La tenue d'un mini-sommet sur le Darfour jeudi après-midi est "probable", expliquait-on mercredi soir dans l'entourage du président français. Si les modalités en sont encore "en cours de discussion", il pourrait réunir les présidents soudanais, tchadien et centrafricain, ainsi que le président de l'Union africaine John Kufuor.
Après avoir accueilli les participants de ce mini-sommet, Jacques Chirac ne devrait pas assister à ces discussions. "La France tiendra un rôle de facilitateur, pas de médiateur ni de conduite des débats", expliquait-on dans son entourage. Les violences au Darfour ont fait plus de 200.000 morts et 2,5 millions de déplacés.
Le dernier sommet France-Afrique de Jacques Chirac s'ouvre jeudi matin, en présence de 38 chefs d'Etat et de gouvernement africains, et de la chancelière allemande Angela Merkel, venue représenter la présidence de l'Union européenne et celle du G8.

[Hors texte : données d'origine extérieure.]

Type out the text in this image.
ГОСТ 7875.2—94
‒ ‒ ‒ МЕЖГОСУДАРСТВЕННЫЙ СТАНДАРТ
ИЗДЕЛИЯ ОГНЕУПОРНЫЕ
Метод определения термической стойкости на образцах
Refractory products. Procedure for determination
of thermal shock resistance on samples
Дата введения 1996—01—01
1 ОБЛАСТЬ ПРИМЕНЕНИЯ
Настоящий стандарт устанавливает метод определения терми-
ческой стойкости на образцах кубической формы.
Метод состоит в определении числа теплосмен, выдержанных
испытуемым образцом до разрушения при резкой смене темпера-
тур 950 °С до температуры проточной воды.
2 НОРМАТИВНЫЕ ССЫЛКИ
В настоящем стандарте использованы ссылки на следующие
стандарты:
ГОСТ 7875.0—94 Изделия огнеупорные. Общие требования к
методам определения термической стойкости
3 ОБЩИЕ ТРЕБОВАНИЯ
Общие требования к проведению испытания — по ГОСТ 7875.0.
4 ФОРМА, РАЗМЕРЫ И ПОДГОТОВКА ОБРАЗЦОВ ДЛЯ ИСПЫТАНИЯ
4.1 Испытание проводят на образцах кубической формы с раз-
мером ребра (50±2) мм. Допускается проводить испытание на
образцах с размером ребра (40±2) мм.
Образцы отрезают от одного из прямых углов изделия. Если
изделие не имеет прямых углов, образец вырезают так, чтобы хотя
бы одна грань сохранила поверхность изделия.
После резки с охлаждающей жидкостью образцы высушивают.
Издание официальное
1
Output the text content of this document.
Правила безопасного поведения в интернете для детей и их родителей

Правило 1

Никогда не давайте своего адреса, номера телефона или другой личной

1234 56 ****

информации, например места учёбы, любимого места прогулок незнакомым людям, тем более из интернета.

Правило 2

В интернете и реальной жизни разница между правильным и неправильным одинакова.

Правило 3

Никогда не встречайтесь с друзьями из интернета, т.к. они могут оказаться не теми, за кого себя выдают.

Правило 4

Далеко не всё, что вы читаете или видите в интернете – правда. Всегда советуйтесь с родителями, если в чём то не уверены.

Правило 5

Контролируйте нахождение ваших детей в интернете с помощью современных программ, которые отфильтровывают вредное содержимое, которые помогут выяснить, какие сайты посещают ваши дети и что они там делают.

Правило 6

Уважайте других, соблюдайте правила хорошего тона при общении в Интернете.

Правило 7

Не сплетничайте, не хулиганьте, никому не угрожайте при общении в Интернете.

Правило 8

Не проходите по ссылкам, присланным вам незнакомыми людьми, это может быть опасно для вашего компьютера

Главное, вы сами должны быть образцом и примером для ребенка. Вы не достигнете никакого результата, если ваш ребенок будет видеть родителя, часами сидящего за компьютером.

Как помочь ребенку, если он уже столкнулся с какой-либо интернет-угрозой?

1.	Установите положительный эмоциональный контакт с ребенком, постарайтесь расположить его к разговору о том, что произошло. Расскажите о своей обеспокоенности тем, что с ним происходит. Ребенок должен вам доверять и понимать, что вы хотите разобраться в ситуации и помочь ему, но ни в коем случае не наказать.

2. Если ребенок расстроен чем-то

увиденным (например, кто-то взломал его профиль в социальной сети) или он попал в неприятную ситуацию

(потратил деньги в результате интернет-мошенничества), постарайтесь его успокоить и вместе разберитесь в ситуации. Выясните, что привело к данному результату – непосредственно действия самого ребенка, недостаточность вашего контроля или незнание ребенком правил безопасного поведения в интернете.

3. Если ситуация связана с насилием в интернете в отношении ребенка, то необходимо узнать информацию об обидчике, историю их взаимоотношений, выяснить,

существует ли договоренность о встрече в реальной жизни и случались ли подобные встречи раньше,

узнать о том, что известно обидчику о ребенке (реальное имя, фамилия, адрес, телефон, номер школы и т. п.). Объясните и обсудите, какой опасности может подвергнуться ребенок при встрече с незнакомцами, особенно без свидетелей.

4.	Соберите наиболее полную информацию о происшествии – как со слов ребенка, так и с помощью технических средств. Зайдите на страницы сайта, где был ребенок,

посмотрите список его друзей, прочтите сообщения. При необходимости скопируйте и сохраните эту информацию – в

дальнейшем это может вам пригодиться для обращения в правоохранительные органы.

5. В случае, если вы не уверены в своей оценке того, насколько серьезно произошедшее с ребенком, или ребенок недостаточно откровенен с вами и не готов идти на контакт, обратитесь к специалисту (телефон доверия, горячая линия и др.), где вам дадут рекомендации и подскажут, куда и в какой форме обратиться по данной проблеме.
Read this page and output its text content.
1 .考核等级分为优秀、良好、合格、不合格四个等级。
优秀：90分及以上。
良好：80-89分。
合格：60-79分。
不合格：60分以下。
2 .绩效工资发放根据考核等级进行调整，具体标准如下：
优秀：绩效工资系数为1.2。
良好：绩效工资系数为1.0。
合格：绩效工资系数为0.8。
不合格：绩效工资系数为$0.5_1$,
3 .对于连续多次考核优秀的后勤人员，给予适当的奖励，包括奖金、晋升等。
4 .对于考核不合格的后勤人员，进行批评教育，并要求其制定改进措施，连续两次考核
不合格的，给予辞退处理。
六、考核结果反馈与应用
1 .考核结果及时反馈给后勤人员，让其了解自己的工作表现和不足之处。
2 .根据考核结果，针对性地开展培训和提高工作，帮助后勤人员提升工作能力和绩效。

"Nous allons le regretter, parce que c'était quand même un homme qui avait beaucoup de passion pour l'Afrique, pour ses hommes, pour sa culture, et aussi qui portait beaucoup d'intérêt à nos préoccupations", a souligné mercredi soir le président du Burkina Faso Blaise Compaore au sujet de son homologue français. "Il a été longtemps notre avocat au niveau international pour la dette, pour le développement, pour l'écologie. C'est un personnage qui sera longtemps dans nos coeurs".
Parmi les absents de marque jeudi: le leader libyen Moammar Kadhafi, le président ivoirien Laurent Gbagbo, celui du Zimbabwe Robert Mugabe, le Sud-Africain Thabo Mbeki, le président de République démocratique du Congo (RDC) Joseph Kabila ou encore le Sénégalais Abdoulaye Wade.
Dans l'après-midi de jeudi sont prévues trois tables-rondes. La première est consacrée à la question des matières premières, alors que 9,5% des réserves de pétrole brut et 8% des réserves de gaz se trouvent en Afrique, suscitant la convoitise de la Chine notamment.
Une deuxième table-ronde évoquera la place de l'Afrique dans les organisations internationales quand la troisième portera sur la société de l'information.
A la veille de l'ouverture du sommet, la juge d'instruction parisienne chargée de l'enquête sur la mort du magistrat français Bernard Borrel en 1995 à Djibouti a convoqué comme témoin le président de ce pays africain, Ismaël Omar Guelleh, attendu à Cannes. D'abord annoncé, Ismaïl Omar Guelleh était finalement absent mercredi soir au dîner restreint, mais il devrait être présent jeudi.
La magistrate Sophie Clément a convié le président djiboutien pour vendredi, mais il est peu vraisemblable que l'intéressé se rende à la convocation. Il est protégé par l'immunité dont bénéficient tous les chefs d'Etat en exercice.
Bernard Borrel, magistrat français détaché à Djibouti, a été retrouvé mort et brûlé le 19 octobre 1995 à 80km de la capitale djiboutienne. Ce dossier empoisonne les relations entre Paris et Djibouti, qui accueille une importante base militaire française. La veuve du magistrat, Elisabeth Borrel, accuse en effet le président Ismaël Omar Guelleh d'être le commanditaire de l'assassinat de son mari, ce que conteste Djibouti.